1. Clear template cache and re-download:

nuclei -ut  # Force update templates
nuclei -tgl  # Try listing again

2. Check if the templates directory has the expected structure:

ls -la ~/nuclei-templates/
# Should have directories like: cves/, vulnerabilities/, misconfiguration/, etc.

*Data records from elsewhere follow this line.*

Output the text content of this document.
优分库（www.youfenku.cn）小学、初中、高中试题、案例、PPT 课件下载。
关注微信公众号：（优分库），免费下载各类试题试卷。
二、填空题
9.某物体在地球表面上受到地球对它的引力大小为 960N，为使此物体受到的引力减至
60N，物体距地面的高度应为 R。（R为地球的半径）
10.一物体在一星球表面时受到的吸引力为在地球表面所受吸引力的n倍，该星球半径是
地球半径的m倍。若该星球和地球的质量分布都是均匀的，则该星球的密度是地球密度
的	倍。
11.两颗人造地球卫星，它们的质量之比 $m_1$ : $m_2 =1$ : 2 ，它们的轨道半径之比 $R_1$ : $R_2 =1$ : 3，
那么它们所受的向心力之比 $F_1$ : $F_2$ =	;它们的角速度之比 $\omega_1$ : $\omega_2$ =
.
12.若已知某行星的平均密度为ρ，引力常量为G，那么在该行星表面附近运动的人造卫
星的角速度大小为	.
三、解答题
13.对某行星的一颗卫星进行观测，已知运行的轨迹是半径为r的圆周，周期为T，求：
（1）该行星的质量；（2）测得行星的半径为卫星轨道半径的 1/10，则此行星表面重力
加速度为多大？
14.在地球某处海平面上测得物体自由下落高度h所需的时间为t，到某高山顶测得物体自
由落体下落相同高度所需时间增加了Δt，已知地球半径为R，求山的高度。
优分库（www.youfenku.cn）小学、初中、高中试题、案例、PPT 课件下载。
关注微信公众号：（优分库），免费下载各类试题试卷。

# Verify tags exist in templates:
grep -r "tags:" ~/nuclei-templates/ | head -20

3. Try with explicit template path:

nuclei -tgl -t ~/nuclei-templates/

4. As a workaround, you can list tags manually:

grep -roh 'tags:.*' ~/nuclei-templates/ | tr ',' '\n' | sed 's/tags: *//' | sort -u

If -ut + -tgl still shows nothing, this might be a regression in v3.7.0's tag indexing. You could try downgrading to v3.6.x to confirm:

go install -v github.com/projectdiscovery/nuclei/v3/cmd/nuclei@v3.6.6

The issue linked in the PD org discussions (#6775) is likely the same root cause.

[bad-antics]

Good catch @chris-h2! That - tag in CVE-2019-17444.yaml is definitely a typo/bug in the template itself. Looking at the line:

tags: cve,cve2019,jfrog,default-login,-,vuln

That stray - is likely a leftover from editing — it shouldn't be there. The template should probably read:

tags: cve,cve2019,jfrog,default-login,vuln

This kind of malformed tag could absolutely cause issues with -tgl if the tag parser chokes on empty/invalid tag values. You can find and report all templates with suspicious tags:

# Find templates with empty or dash-only tags
grep -rn 'tags:.*,\-,' ~/nuclei-templates/
grep -rn 'tags:.*,,' ~/nuclei-templates/
grep -rn 'tags:.*,\s*$' ~/nuclei-templates/

You could open a PR to the nuclei-templates repo fixing these — they'd likely merge it quickly since it's clearly a bug. That might also fix the -tgl listing issue if the parser is failing on malformed tags.

[bad-antics]

Good catch @chris-h2! That - tag in CVE-2019-17444.yaml is definitely a typo/bug in the template itself. Looking at the line:

tags: cve,cve2019,jfrog,default-login,-,vuln

That stray - is likely a leftover from editing — it shouldn't be there. The template should probably read:

tags: cve,cve2019,jfrog,default-login,vuln

This kind of malformed tag could absolutely cause issues with -tgl if the tag parser chokes on empty/invalid tag values. You can find and report all templates with suspicious tags:

# Find templates with empty or dash-only tags
grep -rn 'tags:.*,\-,' ~/nuclei-templates/
grep -rn 'tags:.*,,' ~/nuclei-templates/
grep -rn 'tags:.*,\s*$' ~/nuclei-templates/

You could open a PR to the nuclei-templates repo fixing these — they'd likely merge it quickly since it's clearly a bug. That might also fix the -tgl listing issue if the parser is failing on malformed tags.